Worin liegt der Unterschied?
Von Tierhaar spricht man, wenn die Tiere noch einen natürlichen saisonalen Fellwechsel haben. Schafe hingegen sind so domestiziert, dass sie ihr Haarkleid nicht verlieren.
Welche tierische Faser wird in der europäischen Bekleidungsindustrie am häufigsten verwendet?
Ich würde sagen Schurwolle. Dabei handelt es sich um Wolle, die vom lebenden Schaf geschoren wurde.
Und was habe ich dann vor mir, wenn auf dem Etikett nur «Wolle» steht?
Wolle vom Schaf, die auf verschiedenste Arten gewonnen wurde. Wie zum Beispiel Gerberwolle oder Sterblingswolle, die von geschlachteten respektive natürlich gestorbenen Tieren stammt. Dann gibt es noch die sogenannte Reisswolle, ein Recyclingprodukt aus Alttextilien.

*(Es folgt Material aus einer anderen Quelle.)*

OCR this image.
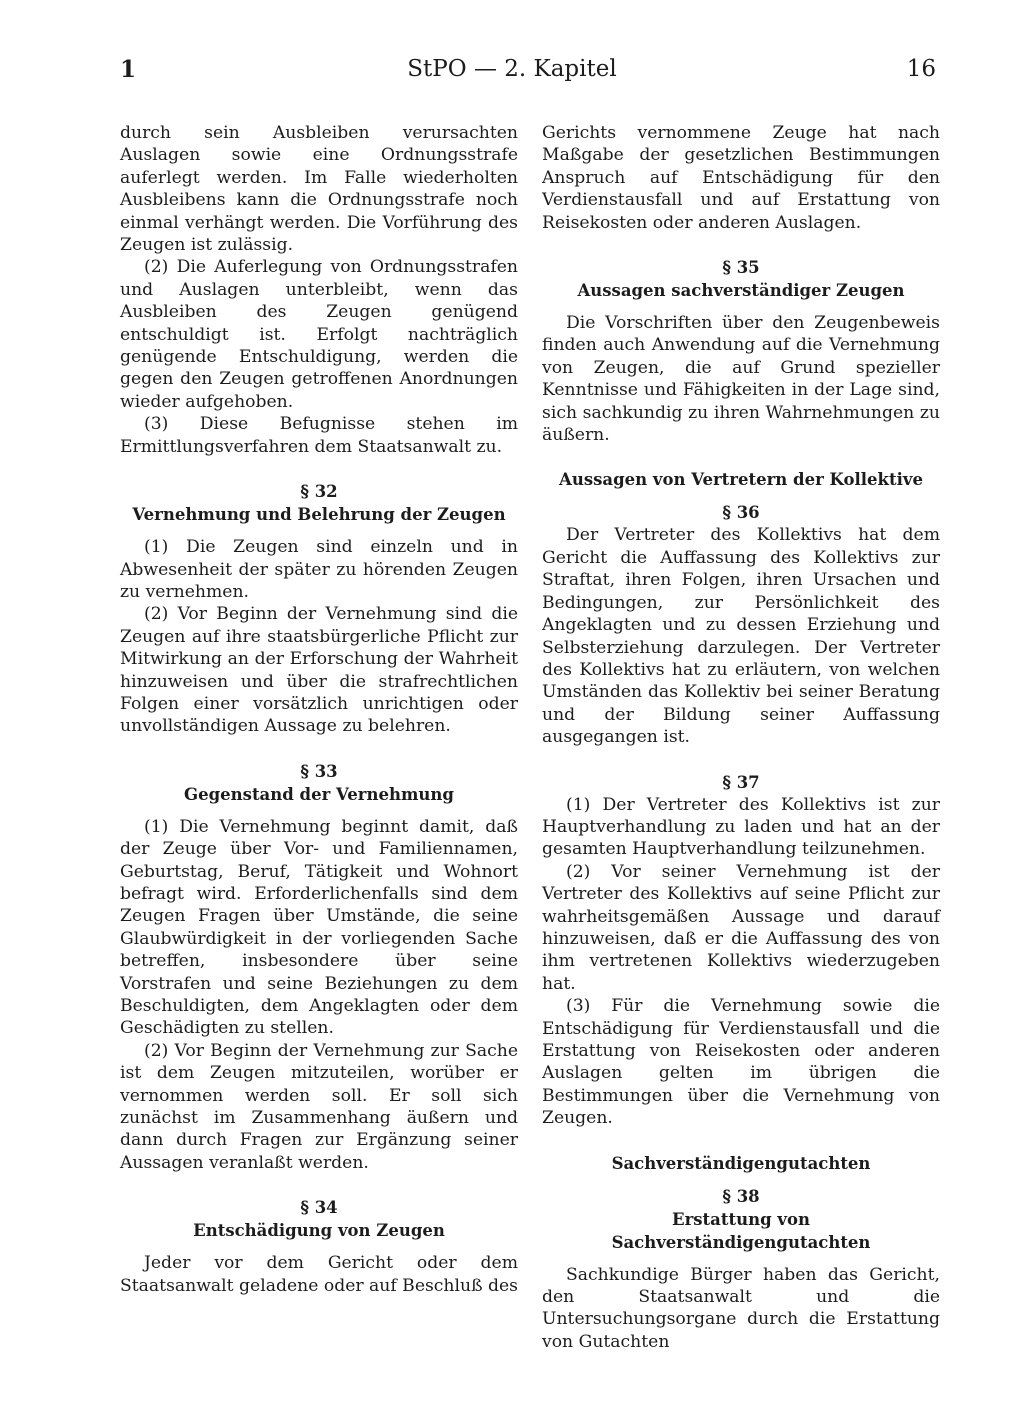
1	StPO — 2. Kapitel	16

durch sein Ausbleiben verursachten Auslagen sowie eine Ordnungsstrafe auferlegt werden. Im Falle wiederholten Ausbleibens kann die Ordnungsstrafe noch einmal verhängt werden. Die Vorführung des Zeugen ist zulässig.

(2) Die Auferlegung von Ordnungsstrafen und Auslagen unterbleibt, wenn das Ausbleiben des Zeugen genügend entschuldigt ist. Erfolgt nachträglich genügende Entschuldigung, werden die gegen den Zeugen getroffenen Anordnungen wieder aufgehoben.

(3) Diese Befugnisse stehen im Ermittlungsverfahren dem Staatsanwalt zu.

§ 32
Vernehmung und Belehrung der Zeugen

(1) Die Zeugen sind einzeln und in Abwesenheit der später zu hörenden Zeugen zu vernehmen.

(2) Vor Beginn der Vernehmung sind die Zeugen auf ihre staatsbürgerliche Pflicht zur Mitwirkung an der Erforschung der Wahrheit hinzuweisen und über die strafrechtlichen Folgen einer vorsätzlich unrichtigen oder unvollständigen Aussage zu belehren.

§ 33
Gegenstand der Vernehmung

(1) Die Vernehmung beginnt damit, daß der Zeuge über Vor- und Familiennamen, Geburtstag, Beruf, Tätigkeit und Wohnort befragt wird. Erforderlichenfalls sind dem Zeugen Fragen über Umstände, die seine Glaubwürdigkeit in der vorliegenden Sache betreffen, insbesondere über seine Vorstrafen und seine Beziehungen zu dem Beschuldigten, dem Angeklagten oder dem Geschädigten zu stellen.

(2) Vor Beginn der Vernehmung zur Sache ist dem Zeugen mitzuteilen, worüber er vernommen werden soll. Er soll sich zunächst im Zusammenhang äußern und dann durch Fragen zur Ergänzung seiner Aussagen veranlaßt werden.

§ 34
Entschädigung von Zeugen

Jeder vor dem Gericht oder dem Staatsanwalt geladene oder auf Beschluß des

Gerichts vernommene Zeuge hat nach Maßgabe der gesetzlichen Bestimmungen Anspruch auf Entschädigung für den Verdienstausfall und auf Erstattung von Reisekosten oder anderen Auslagen.

§ 35
Aussagen sachverständiger Zeugen

Die Vorschriften über den Zeugenbeweis finden auch Anwendung auf die Vernehmung von Zeugen, die auf Grund spezieller Kenntnisse und Fähigkeiten in der Lage sind, sich sachkundig zu ihren Wahrnehmungen zu äußern.

Aussagen von Vertretern der Kollektive
§ 36

Der Vertreter des Kollektivs hat dem Gericht die Auffassung des Kollektivs zur Straftat, ihren Folgen, ihren Ursachen und Bedingungen, zur Persönlichkeit des Angeklagten und zu dessen Erziehung und Selbsterziehung darzulegen. Der Vertreter des Kollektivs hat zu erläutern, von welchen Umständen das Kollektiv bei seiner Beratung und der Bildung seiner Auffassung ausgegangen ist.

§ 37

(1) Der Vertreter des Kollektivs ist zur Hauptverhandlung zu laden und hat an der gesamten Hauptverhandlung teilzunehmen.

(2) Vor seiner Vernehmung ist der Vertreter des Kollektivs auf seine Pflicht zur wahrheitsgemäßen Aussage und darauf hinzuweisen, daß er die Auffassung des von ihm vertretenen Kollektivs wiederzugeben hat.

(3) Für die Vernehmung sowie die Entschädigung für Verdienstausfall und die Erstattung von Reisekosten oder anderen Auslagen gelten im übrigen die Bestimmungen über die Vernehmung von Zeugen.

Sachverständigengutachten
§ 38
Erstattung von Sachverständigengutachten

Sachkundige Bürger haben das Gericht, den Staatsanwalt und die Untersuchungsorgane durch die Erstattung von Gutachten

Ist das eine hochwertiger als das andere?
Schurwolle ist hochwertiger. Dennoch ist es gut, möglichst viel vom Tier zu verwerten.
Kleidung aus Wolle kann sich direkt auf der Haut kratzig anfühlen. Wieso eigentlich?
Wie kratzig Wolle ist, hängt hauptsächlich von zwei Faktoren ab: dem Durchmesser und der äusseren Schuppenschicht der Faser. Sind die einzelnen Haare sehr grob und weisen eine ausgeprägte Schuppenschicht auf, können sie die Haut spürbar pieksen. In seltenen Fällen reagieren Leute zudem allergisch auf Reste des Wollfetts, auch Lanolin genannt.
Wieso jucken Acrylpullis mit geringem Wollanteil häufig mehr als reine Wolle?
Wenn günstige Wolle verwendet wird, kann es sein, dass der Unterschied zwischen dem feinen Acryl und der pieksenden Wolle umso stärker auffällt.
Wie finde ich besonders weiche Wolle?
Der Preis kann Aufschluss über die Feinheit geben. Grundsätzlich gilt: Je feiner, desto teurer. Das Deckhaar ist am dicksten und dementsprechend günstig. Was wirklich weich ist und wärmt, ist das hochwertige Flaumhaar direkt an der Haut. Darüber hinaus gibt es Tierarten, deren Haarkleid besonders fein ist.
Die da wären?
Unter den bei uns erhältlichen Wollarten gehört die Faser des Angorakaninchens mit einem Durchmesser von 12 bis 14 Mikrometern zu den feinsten. Zum Vergleich: Bei einem herkömmlichen Schweizer Schaf beträgt der Durchmesser ca. 28 Mikrometer. Angora wird jedoch selten rein verwendet, weil es schwer zu verspinnen ist. Aus Tierschutzgründen rate ich ohnehin vom Kauf ab.
Kannst du das erläutern?
Offiziell wird das Haarkleid der Kaninchen ja ausgebürstet. Die Realität sieht meist anders aus. Weil die Tierchen sonst nicht genug hergeben, werden sie auf Bretter gespannt, wo ihnen die Haare ausgerissen werden. Es ist zudem schwierig, die Herkunft nachzuverfolgen.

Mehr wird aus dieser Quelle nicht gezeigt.